History of present illness
A 47-year-old Philippine woman was referred to the pulmonology clinic due to progressively worsening exertional dyspnea. She also complained of a 6-month dry cough with occasional production of whitish sputum. She reported no fever, chest pain, hemoptysis, or weight loss.
Past medical history
The patient was a caretaker without any exposure to pneumotoxic agents and had no smoking habit. No familial history of respiratory diseases was reported. Her medical history included systemic arterial hypertension in treatment with a β-blocker and hypercholesterolemia that was not pharmacologically treated.
Physical examination and early clinical findings
At the first evaluation, the patient was apyretic, with severe dyspnea at rest. Oxygen saturation measured by pulse oximetry (SpO 2 ) was 87% on room air, heart rate was 96 beats/min, and blood pressure was 130/90 mmHg. Chest auscultation revealed fine bibasilar end-inspiratory fixed crackles. Cardiac and abdominal physical examinations were normal, and there was no peripheral edema or jugular vein distention. Chest radiograph showed bilateral parenchymal infiltrates in the mid- and lower-lung fields ( Fig. 16.1 ). Blood tests were unremarkable as hemoglobin, leukocytes, and renal and hepatic function indexes were in the normal range; serum procalcitonin was negative, C-reactive protein was 6 mg/dL (normal value: <0.5 mg/dL), and lactate dehydrogenase (LDH) was 348 mU/mL (normal range: 125-220 mU/mL). No significant antinuclear antibody (ANA) titer was detected (1:80).
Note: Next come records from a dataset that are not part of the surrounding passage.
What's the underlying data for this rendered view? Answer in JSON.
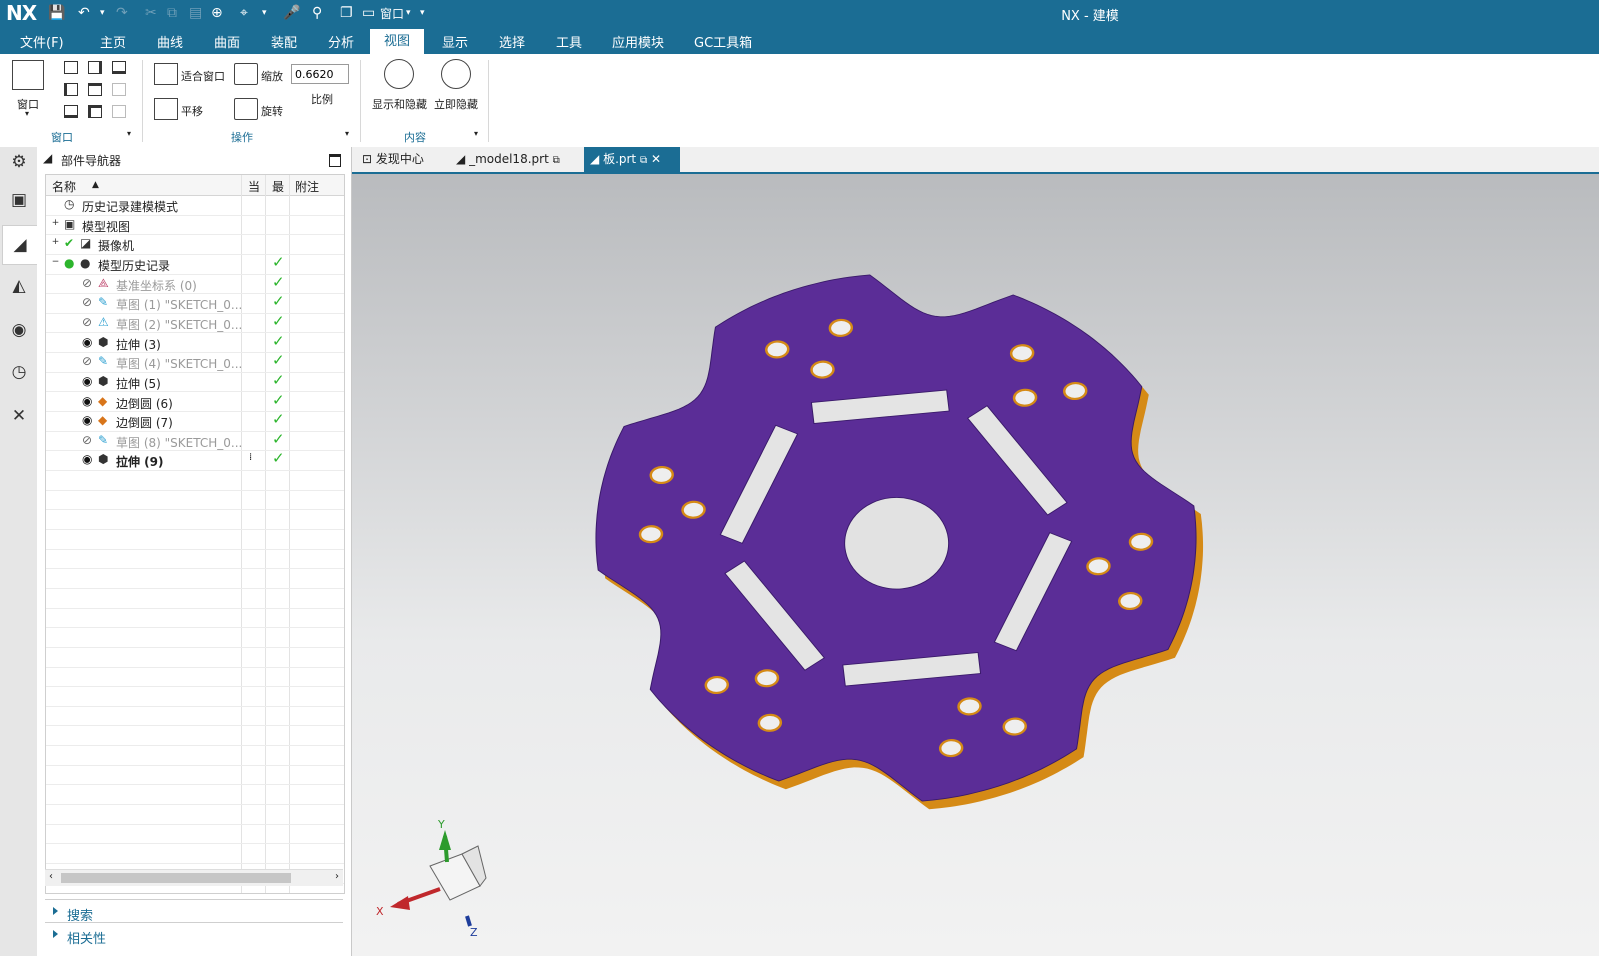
{
  "app": {
    "logo": "NX",
    "window_title": "NX - 建模",
    "window_menu": "窗口"
  },
  "menu": [
    "文件(F)",
    "主页",
    "曲线",
    "曲面",
    "装配",
    "分析",
    "视图",
    "显示",
    "选择",
    "工具",
    "应用模块",
    "GC工具箱"
  ],
  "active_menu": "视图",
  "ribbon": {
    "window_btn": "窗口",
    "fit": "适合窗口",
    "zoom": "缩放",
    "pan": "平移",
    "rotate": "旋转",
    "scale_value": "0.6620",
    "scale_label": "比例",
    "show_hide": "显示和隐藏",
    "instant_hide": "立即隐藏",
    "group_window": "窗口",
    "group_ops": "操作",
    "group_content": "内容"
  },
  "navigator": {
    "title": "部件导航器",
    "col_name": "名称",
    "col_current": "当",
    "col_latest": "最",
    "col_notes": "附注",
    "rows": [
      {
        "label": "历史记录建模模式",
        "indent": 0,
        "check": false,
        "dim": false,
        "bold": false,
        "icon": "clock-icon"
      },
      {
        "label": "模型视图",
        "indent": 0,
        "check": false,
        "dim": false,
        "bold": false,
        "icon": "model-view-icon"
      },
      {
        "label": "摄像机",
        "indent": 1,
        "check": false,
        "dim": false,
        "bold": false,
        "icon": "camera-icon"
      },
      {
        "label": "模型历史记录",
        "indent": 1,
        "check": true,
        "dim": false,
        "bold": false,
        "icon": "history-icon"
      },
      {
        "label": "基准坐标系 (0)",
        "indent": 2,
        "check": true,
        "dim": true,
        "bold": false,
        "icon": "datum-csys-icon"
      },
      {
        "label": "草图 (1) \"SKETCH_0...",
        "indent": 2,
        "check": true,
        "dim": true,
        "bold": false,
        "icon": "sketch-icon"
      },
      {
        "label": "草图 (2) \"SKETCH_0...",
        "indent": 2,
        "check": true,
        "dim": true,
        "bold": false,
        "icon": "sketch-warning-icon"
      },
      {
        "label": "拉伸 (3)",
        "indent": 2,
        "check": true,
        "dim": false,
        "bold": false,
        "icon": "extrude-icon"
      },
      {
        "label": "草图 (4) \"SKETCH_0...",
        "indent": 2,
        "check": true,
        "dim": true,
        "bold": false,
        "icon": "sketch-icon"
      },
      {
        "label": "拉伸 (5)",
        "indent": 2,
        "check": true,
        "dim": false,
        "bold": false,
        "icon": "extrude-icon"
      },
      {
        "label": "边倒圆 (6)",
        "indent": 2,
        "check": true,
        "dim": false,
        "bold": false,
        "icon": "edge-blend-icon"
      },
      {
        "label": "边倒圆 (7)",
        "indent": 2,
        "check": true,
        "dim": false,
        "bold": false,
        "icon": "edge-blend-icon"
      },
      {
        "label": "草图 (8) \"SKETCH_0...",
        "indent": 2,
        "check": true,
        "dim": true,
        "bold": false,
        "icon": "sketch-icon"
      },
      {
        "label": "拉伸 (9)",
        "indent": 2,
        "check": true,
        "dim": false,
        "bold": true,
        "icon": "extrude-icon"
      }
    ],
    "search": "搜索",
    "related": "相关性"
  },
  "tabs": [
    {
      "label": "发现中心",
      "active": false
    },
    {
      "label": "_model18.prt",
      "active": false
    },
    {
      "label": "板.prt",
      "active": true
    }
  ],
  "triad": {
    "x": "X",
    "y": "Y",
    "z": "Z"
  },
  "colors": {
    "brand": "#1b6d94",
    "part": "#5b2d97",
    "part_edge": "#d58a16",
    "check": "#2db52d"
  }
}
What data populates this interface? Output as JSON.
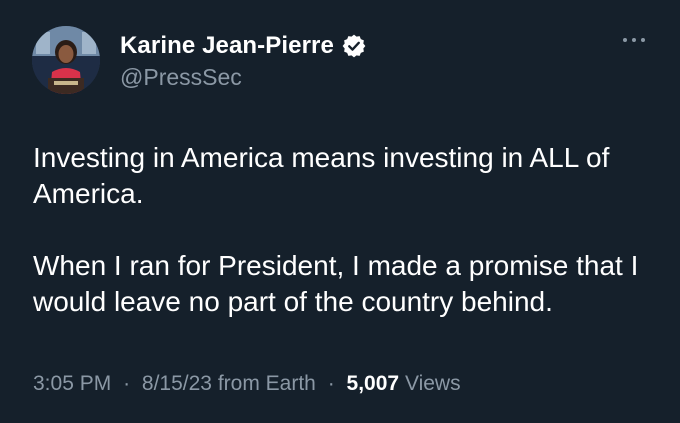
{
  "author": {
    "display_name": "Karine Jean-Pierre",
    "handle": "@PressSec",
    "verified_icon": "verified-badge-icon"
  },
  "tweet": {
    "paragraphs": [
      "Investing in America means investing in ALL of America.",
      "When I ran for President, I made a promise that I would leave no part of the country behind."
    ]
  },
  "meta": {
    "time": "3:05 PM",
    "date": "8/15/23",
    "source": "from Earth",
    "separator": "·",
    "view_count": "5,007",
    "views_label": "Views"
  },
  "colors": {
    "background": "#15202b",
    "text": "#ffffff",
    "muted": "#8b98a5",
    "verified": "#ffffff"
  },
  "icons": {
    "more": "more-horizontal-icon",
    "avatar": "profile-photo"
  }
}
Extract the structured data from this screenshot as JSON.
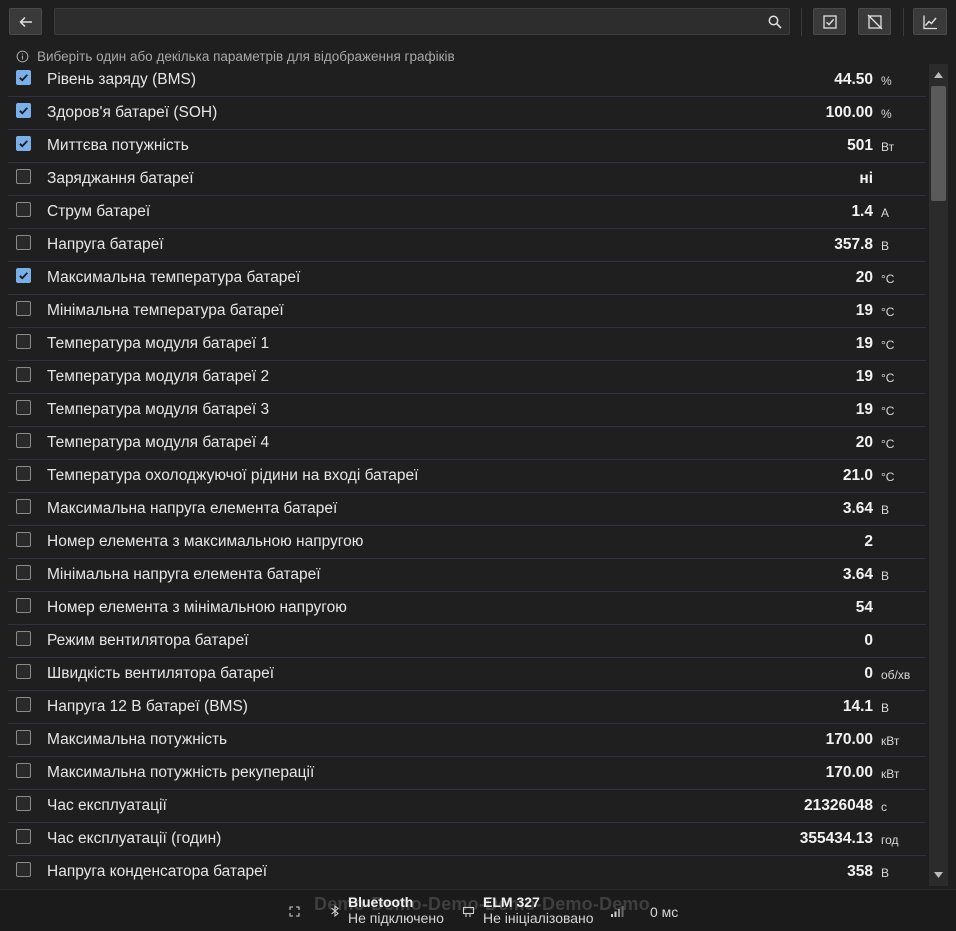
{
  "toolbar": {
    "search": {
      "value": "",
      "placeholder": ""
    },
    "icons": [
      "arrow-left-icon",
      "search-icon",
      "select-all-icon",
      "deselect-all-icon",
      "chart-icon"
    ]
  },
  "info": {
    "text": "Виберіть один або декілька параметрів для відображення графіків"
  },
  "parameters": [
    {
      "label": "Рівень заряду (BMS)",
      "value": "44.50",
      "unit": "%",
      "checked": true
    },
    {
      "label": "Здоров'я батареї (SOH)",
      "value": "100.00",
      "unit": "%",
      "checked": true
    },
    {
      "label": "Миттєва потужність",
      "value": "501",
      "unit": "Вт",
      "checked": true
    },
    {
      "label": "Заряджання батареї",
      "value": "ні",
      "unit": "",
      "checked": false
    },
    {
      "label": "Струм батареї",
      "value": "1.4",
      "unit": "А",
      "checked": false
    },
    {
      "label": "Напруга батареї",
      "value": "357.8",
      "unit": "В",
      "checked": false
    },
    {
      "label": "Максимальна температура батареї",
      "value": "20",
      "unit": "°C",
      "checked": true
    },
    {
      "label": "Мінімальна температура батареї",
      "value": "19",
      "unit": "°C",
      "checked": false
    },
    {
      "label": "Температура модуля батареї 1",
      "value": "19",
      "unit": "°C",
      "checked": false
    },
    {
      "label": "Температура модуля батареї 2",
      "value": "19",
      "unit": "°C",
      "checked": false
    },
    {
      "label": "Температура модуля батареї 3",
      "value": "19",
      "unit": "°C",
      "checked": false
    },
    {
      "label": "Температура модуля батареї 4",
      "value": "20",
      "unit": "°C",
      "checked": false
    },
    {
      "label": "Температура охолоджуючої рідини на вході батареї",
      "value": "21.0",
      "unit": "°C",
      "checked": false
    },
    {
      "label": "Максимальна напруга елемента батареї",
      "value": "3.64",
      "unit": "В",
      "checked": false
    },
    {
      "label": "Номер елемента з максимальною напругою",
      "value": "2",
      "unit": "",
      "checked": false
    },
    {
      "label": "Мінімальна напруга елемента батареї",
      "value": "3.64",
      "unit": "В",
      "checked": false
    },
    {
      "label": "Номер елемента з мінімальною напругою",
      "value": "54",
      "unit": "",
      "checked": false
    },
    {
      "label": "Режим вентилятора батареї",
      "value": "0",
      "unit": "",
      "checked": false
    },
    {
      "label": "Швидкість вентилятора батареї",
      "value": "0",
      "unit": "об/хв",
      "checked": false
    },
    {
      "label": "Напруга 12 В батареї (BMS)",
      "value": "14.1",
      "unit": "В",
      "checked": false
    },
    {
      "label": "Максимальна потужність",
      "value": "170.00",
      "unit": "кВт",
      "checked": false
    },
    {
      "label": "Максимальна потужність рекуперації",
      "value": "170.00",
      "unit": "кВт",
      "checked": false
    },
    {
      "label": "Час експлуатації",
      "value": "21326048",
      "unit": "с",
      "checked": false
    },
    {
      "label": "Час експлуатації (годин)",
      "value": "355434.13",
      "unit": "год",
      "checked": false
    },
    {
      "label": "Напруга конденсатора батареї",
      "value": "358",
      "unit": "В",
      "checked": false
    }
  ],
  "statusbar": {
    "watermark": "Demo-Demo-Demo-Demo-Demo-Demo",
    "connection": {
      "title": "Bluetooth",
      "status": "Не підключено"
    },
    "adapter": {
      "title": "ELM 327",
      "status": "Не ініціалізовано"
    },
    "latency": "0 мс"
  },
  "colors": {
    "background": "#1f1f1f",
    "checkbox_checked": "#7ab0ea",
    "row_separator": "#2e3140"
  }
}
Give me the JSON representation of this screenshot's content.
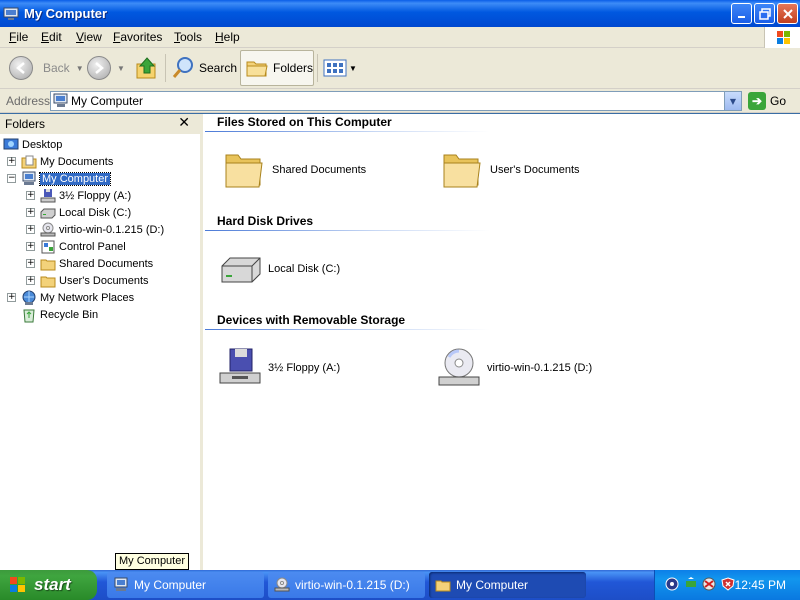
{
  "window": {
    "title": "My Computer"
  },
  "menu": [
    "File",
    "Edit",
    "View",
    "Favorites",
    "Tools",
    "Help"
  ],
  "toolbar": {
    "back": "Back",
    "search": "Search",
    "folders": "Folders"
  },
  "address": {
    "label": "Address",
    "value": "My Computer",
    "go": "Go"
  },
  "folders_pane": {
    "title": "Folders",
    "tree": [
      {
        "label": "Desktop",
        "icon": "desktop-icon"
      },
      {
        "label": "My Documents",
        "icon": "my-documents-icon"
      },
      {
        "label": "My Computer",
        "icon": "my-computer-icon",
        "selected": true
      },
      {
        "label": "3½ Floppy (A:)",
        "icon": "floppy-drive-icon"
      },
      {
        "label": "Local Disk (C:)",
        "icon": "hard-disk-icon"
      },
      {
        "label": "virtio-win-0.1.215 (D:)",
        "icon": "cd-drive-icon"
      },
      {
        "label": "Control Panel",
        "icon": "control-panel-icon"
      },
      {
        "label": "Shared Documents",
        "icon": "folder-icon"
      },
      {
        "label": "User's Documents",
        "icon": "folder-icon"
      },
      {
        "label": "My Network Places",
        "icon": "network-places-icon"
      },
      {
        "label": "Recycle Bin",
        "icon": "recycle-bin-icon"
      }
    ]
  },
  "main": {
    "groups": [
      {
        "title": "Files Stored on This Computer",
        "items": [
          "Shared Documents",
          "User's Documents"
        ]
      },
      {
        "title": "Hard Disk Drives",
        "items": [
          "Local Disk (C:)"
        ]
      },
      {
        "title": "Devices with Removable Storage",
        "items": [
          "3½ Floppy (A:)",
          "virtio-win-0.1.215 (D:)"
        ]
      }
    ]
  },
  "tooltip": "My Computer",
  "taskbar": {
    "start": "start",
    "tasks": [
      "My Computer",
      "virtio-win-0.1.215 (D:)",
      "My Computer"
    ],
    "clock": "12:45 PM"
  }
}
Extractable nuclear antigens (ENA) were negative. Arterial blood gas analysis (ABGA) confirmed acute hypoxemic respiratory failure with PaO 2 51 mmHg, PaCO 2 33.1 mmHg, pH 7.45, and HCO 3 – 28.5 mmol/L. Alveolar-arterial oxygen gradient (A-aDO 2 ) was 59.2 (expected normal value <12). Oxygen supplementation was necessary to improve gas exchange. Pulmonary function tests (PFTs) showed severe restrictive ventilatory defect, with forced expiratory volume in 1 second (FEV 1 ) 43%, forced vital capacity (FVC) 47%, and total lung capacity (TLC) 65% of the predicted value. The diffusing capacity of the lungs for carbon monoxide (DLCO) was severely impaired with a percentage of predicted values of 19%.
Clinical course
Due to worsening of respiratory conditions, the patient was admitted to the pulmonology unit. The supplement of 50% oxygen through the Venturi mask, allowed the patient to obtain an SpO 2 of 96%. She underwent CT scan of the chest ( Fig. 16.2 ), which revealed a bilateral, symmetrical “crazy paving” pattern, due to ground-glass opacities delimited by interlobular septal thickening, with craniocaudal gradient.
No signs of pulmonary embolism were found.
A bronchoscopy was performed: opaque, milky, periodic acid–Schiff (PAS)-positive lipoproteinaceous BAL fluid was collected. Transbronchial lung biopsies revealed well-preserved alveoli filled with eosinophilic, granular, and PAS-positive material and foamy alveolar macrophages. CT scan, BAL fluid appearance, and histology were compatible with pulmonary alveolar proteinosis (PAP) ( Fig. 16.3 ). Serum granulocyte-macrophage colony stimulating factor (GM-CSF) autoantibody concentration was abnormal (44 μg/mL) (normal range: ≤3.1 μg/mL), thus supporting a diagnosis of autoimmune PAP.
Recommended therapy and further indications
Due to severely impaired respiratory conditions, the patient underwent WLL. As Enterobacter aerogenes was isolated from BALF culture, targeted antibiotic therapy was administered before the lavage. The patient was transferred to the ICU and intubated with a double-lumen endotracheal tube. The left lung was lavaged first: 15 L of warmed saline solution (37°C = 98.6°F), divided in aliquots of 500 mL, was instilled and drained by gravity. Concurrently, the other lung was mechanically ventilated. When the collected fluid began to be clear, manual chest percussions were added to improve drainage. The patient was in lateral decubitus, which offers some advantages: 1) more effective manual percussions on the lung and 2) blood perfusion diverted toward the ventilated lung, with subsequent reduction of ventilation-perfusion mismatch and hypoxemia. The entire procedure continued until the effluent fluid was completely clear. Sequentially, the right lung was lavaged with 17 L of saline solution. Fig. 16.4 shows the typical milky appearance of collected effluent fluid.